Secondary Postbaccalaureate Licensure Program
This program is offered across the state of Alaska.
This is an intensive, classroom-based secondary licensure program (31 credits) that prepares postbaccalaureate candidates for secondary (grades 7-12) teaching positions. The program is specifically designed to prepare candidates to teach in multicultural settings in Alaska. Contained specifically in EDSC F457 is content that addresses multicultural issues in general and Alaska rural issues in particular, and is a fundamental component of the course work within the program. When funding is available, all secondary Fairbanks candidates participate in a rural practicum.
Student outcomes for the program are aligned with the InTASC Model Core Teaching Standards.
Students must apply to graduate with a certificate of completion through the Office of the Registrar's Degree Services. At the end of the program, if students have successfully met all of the program requirements, they will be eligible to apply for an Alaska initial teaching license.
Candidates who enter the secondary postbaccalaureate licensure program are required to have use of/own a laptop computer before they begin their internships in the fall semester of their professional year.
The fast-track option is an intensive three-semester program that allows candidates (one-year unpaid interns) to complete the secondary licensure program as full-time students in 12 months. Candidates take classes “summer-fall-spring.” The academic year-long internship is completed during the fall and spring semesters.
The two-year option allows candidates (two-year unpaid interns) to complete the secondary postbaccalaureate licensure program as part-time students over a period of 18-24 months. The last semester of the program requires full-time placement at a public school site.
The teaching-while-training option is for candidates (teacher interns) who have secured a teaching position with an Alaska school district. Generally, this option is available only to those candidates in areas of teacher shortage. Candidates complete the secondary postbaccalaureate licensure program over a period of 24 months.
Upon Acceptance to the Program
The School of Education has a systematic procedure for monitoring the progress of education students from admission through completion of their professional education program to determine if they should continue the program, be advanced to the secondary teaching internship and eventually be recommended for a teaching license. In assessing candidate progress in knowledge, skills and disposition, faculty will review grades, observations, faculty recommendations, demonstrated academic competence and recommendations from the appropriate professionals in the schools. Systematic approaches are used to assist education candidates who are making unsatisfactory progress in their programs, but still maintain potential for successful completion.
The following are specific criteria for entry to the secondary teaching internship:
successful completion of summer program courses;
approval of faculty to enter the secondary education internship;
some school districts may require candidates to pass a general physical exam and require additional shot records;
some school districts require completion of district substitute training which may include a fee, a fingerprint card and AST background check; and
State of Alaska certificate of student teaching authorization, fingerprint cards and money order submitted in accordance with the directions from Alaska Department of Education & Early Development by June 1 (the fee is non-refundable once submitted to the State of Alaska).

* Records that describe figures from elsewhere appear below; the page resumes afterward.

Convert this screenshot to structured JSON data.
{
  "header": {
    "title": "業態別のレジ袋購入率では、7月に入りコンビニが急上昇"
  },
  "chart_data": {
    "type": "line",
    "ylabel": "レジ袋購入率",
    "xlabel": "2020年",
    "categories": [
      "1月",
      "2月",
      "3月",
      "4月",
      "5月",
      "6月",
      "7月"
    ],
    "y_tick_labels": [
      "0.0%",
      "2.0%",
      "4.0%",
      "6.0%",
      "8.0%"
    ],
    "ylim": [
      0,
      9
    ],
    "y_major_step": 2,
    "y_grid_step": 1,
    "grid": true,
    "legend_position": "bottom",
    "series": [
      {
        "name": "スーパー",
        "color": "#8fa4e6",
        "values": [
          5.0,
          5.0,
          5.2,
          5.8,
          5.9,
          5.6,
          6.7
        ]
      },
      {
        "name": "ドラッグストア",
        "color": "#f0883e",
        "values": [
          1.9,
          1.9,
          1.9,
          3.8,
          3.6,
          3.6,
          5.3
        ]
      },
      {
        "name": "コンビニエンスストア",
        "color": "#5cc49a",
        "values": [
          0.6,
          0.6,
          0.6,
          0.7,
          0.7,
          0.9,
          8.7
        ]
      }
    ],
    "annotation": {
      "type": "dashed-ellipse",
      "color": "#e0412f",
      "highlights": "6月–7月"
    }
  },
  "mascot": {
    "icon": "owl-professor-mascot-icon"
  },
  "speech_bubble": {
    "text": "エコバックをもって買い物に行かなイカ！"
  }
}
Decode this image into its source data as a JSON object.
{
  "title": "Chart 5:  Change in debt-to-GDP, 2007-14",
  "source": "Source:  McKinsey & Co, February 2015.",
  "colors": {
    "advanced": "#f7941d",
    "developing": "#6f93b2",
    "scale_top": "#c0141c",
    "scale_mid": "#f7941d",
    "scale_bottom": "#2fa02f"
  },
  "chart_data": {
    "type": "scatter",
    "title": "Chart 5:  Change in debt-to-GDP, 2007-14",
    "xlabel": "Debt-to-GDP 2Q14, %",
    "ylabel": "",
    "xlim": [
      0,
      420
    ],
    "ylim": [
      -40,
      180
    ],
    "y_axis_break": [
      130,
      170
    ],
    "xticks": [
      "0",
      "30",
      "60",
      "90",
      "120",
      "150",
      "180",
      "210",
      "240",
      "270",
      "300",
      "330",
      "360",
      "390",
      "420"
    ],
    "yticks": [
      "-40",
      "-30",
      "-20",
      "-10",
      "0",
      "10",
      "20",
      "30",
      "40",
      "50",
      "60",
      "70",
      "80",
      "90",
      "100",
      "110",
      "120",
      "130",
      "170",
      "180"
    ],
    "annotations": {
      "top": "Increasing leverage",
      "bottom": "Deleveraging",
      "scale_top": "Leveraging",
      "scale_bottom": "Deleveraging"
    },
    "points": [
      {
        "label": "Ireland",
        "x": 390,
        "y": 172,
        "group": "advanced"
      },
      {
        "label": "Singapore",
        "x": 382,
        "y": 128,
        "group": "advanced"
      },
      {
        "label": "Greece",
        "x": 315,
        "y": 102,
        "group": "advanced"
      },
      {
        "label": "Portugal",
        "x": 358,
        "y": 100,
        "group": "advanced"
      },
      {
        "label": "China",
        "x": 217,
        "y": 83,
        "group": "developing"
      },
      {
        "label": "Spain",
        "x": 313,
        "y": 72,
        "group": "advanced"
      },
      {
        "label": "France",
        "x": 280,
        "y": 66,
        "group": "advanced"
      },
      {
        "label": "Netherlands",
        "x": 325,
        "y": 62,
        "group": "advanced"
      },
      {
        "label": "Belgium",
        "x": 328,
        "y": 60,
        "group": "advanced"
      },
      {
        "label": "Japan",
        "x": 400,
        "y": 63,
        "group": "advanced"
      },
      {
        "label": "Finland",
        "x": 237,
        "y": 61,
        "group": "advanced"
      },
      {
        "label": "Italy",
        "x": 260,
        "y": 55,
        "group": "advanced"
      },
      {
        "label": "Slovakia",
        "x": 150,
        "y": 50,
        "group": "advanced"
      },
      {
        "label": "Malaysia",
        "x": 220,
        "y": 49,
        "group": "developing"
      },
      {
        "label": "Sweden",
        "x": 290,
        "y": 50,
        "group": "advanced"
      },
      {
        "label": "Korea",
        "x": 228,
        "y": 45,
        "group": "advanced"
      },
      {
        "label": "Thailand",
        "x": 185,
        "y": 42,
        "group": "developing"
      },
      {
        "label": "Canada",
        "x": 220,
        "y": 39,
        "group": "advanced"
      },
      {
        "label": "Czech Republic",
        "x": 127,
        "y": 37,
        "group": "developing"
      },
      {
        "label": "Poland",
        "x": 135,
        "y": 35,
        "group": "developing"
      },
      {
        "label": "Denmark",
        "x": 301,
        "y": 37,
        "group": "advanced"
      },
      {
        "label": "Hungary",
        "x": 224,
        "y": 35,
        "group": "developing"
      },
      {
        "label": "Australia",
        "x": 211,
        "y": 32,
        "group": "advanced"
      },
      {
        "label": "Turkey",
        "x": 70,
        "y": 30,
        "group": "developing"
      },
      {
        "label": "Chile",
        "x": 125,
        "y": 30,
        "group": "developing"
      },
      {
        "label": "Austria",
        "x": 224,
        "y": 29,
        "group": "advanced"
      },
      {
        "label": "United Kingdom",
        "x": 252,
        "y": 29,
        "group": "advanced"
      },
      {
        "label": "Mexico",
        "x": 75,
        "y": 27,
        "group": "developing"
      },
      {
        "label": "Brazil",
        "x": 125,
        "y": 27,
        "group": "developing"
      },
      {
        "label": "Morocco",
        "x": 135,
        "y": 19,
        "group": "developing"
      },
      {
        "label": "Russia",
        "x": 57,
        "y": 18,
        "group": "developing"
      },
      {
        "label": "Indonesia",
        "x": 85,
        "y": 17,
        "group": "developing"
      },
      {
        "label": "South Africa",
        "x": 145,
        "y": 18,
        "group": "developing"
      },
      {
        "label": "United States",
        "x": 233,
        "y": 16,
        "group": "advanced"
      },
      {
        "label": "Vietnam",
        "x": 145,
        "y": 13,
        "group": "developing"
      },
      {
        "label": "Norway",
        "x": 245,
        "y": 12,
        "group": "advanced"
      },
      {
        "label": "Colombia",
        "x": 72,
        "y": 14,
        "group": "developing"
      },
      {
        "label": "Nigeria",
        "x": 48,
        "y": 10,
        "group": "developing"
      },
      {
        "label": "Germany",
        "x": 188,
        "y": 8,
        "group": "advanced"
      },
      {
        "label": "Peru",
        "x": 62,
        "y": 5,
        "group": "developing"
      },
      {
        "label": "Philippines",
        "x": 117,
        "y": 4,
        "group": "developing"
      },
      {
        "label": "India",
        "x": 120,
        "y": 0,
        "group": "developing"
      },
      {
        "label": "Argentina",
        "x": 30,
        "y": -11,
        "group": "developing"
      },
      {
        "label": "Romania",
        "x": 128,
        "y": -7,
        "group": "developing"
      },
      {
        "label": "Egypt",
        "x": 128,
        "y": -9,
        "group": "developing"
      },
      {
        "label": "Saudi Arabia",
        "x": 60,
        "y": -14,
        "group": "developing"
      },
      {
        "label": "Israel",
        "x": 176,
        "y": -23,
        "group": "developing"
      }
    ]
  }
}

PROFESSIONAL FIELD EXPERIENCES
The secondary postbaccalaureate licensure program includes a comprehensive internship experience in an educational setting. Internship placements are arranged and supervised by university faculty in partnership with the principal and staff from the public school. University course work and classroom practice are closely linked and communication about performance in both the course work and classroom practice is shared among the partners. Internships follow the K-12 school year calendar and not the university academic year calendar.
Performance in the internship must meet stated competencies and individual outcomes. Performance evaluations determine the candidate’s progress toward meeting the InTASC Model Core Teaching Standards and the International Society for Technology in Education’s Standards for Educators for All Teachers and performance guidelines of Specialty Performance Organizations.
It is expected that candidates will demonstrate appropriate professional characteristics with respect to their actions, attitudes and performance. Teacher candidates are required to adhere to the characteristics of professionalism as published in the Secondary Postbaccalaureate Licensure Handbook and to abide by the State of Alaska Code of Ethics of the Education Profession. Unacceptable academic performance, an unprofessional attitude, unsatisfactory field reports, violation of professional ethics or other factors may result in removal from the field experience and denial of the Institutional Recommendation for teacher certification.
Internship placements are made in partnership with participating school districts, which may request additional information and/or preparation from candidates according to the district’s established policies and practices. Because cooperating districts also determine the number of placements available for candidates, placement may become competitive if the number of applicants exceeds the number of spaces. Districts also reserve the right to refuse or terminate placements when candidates do not meet a minimum standard of performance. Thus, while the university will make every effort to identify appropriate field experiences, admission to the secondary postbaccalaureate licensure program does not guarantee an internship placement.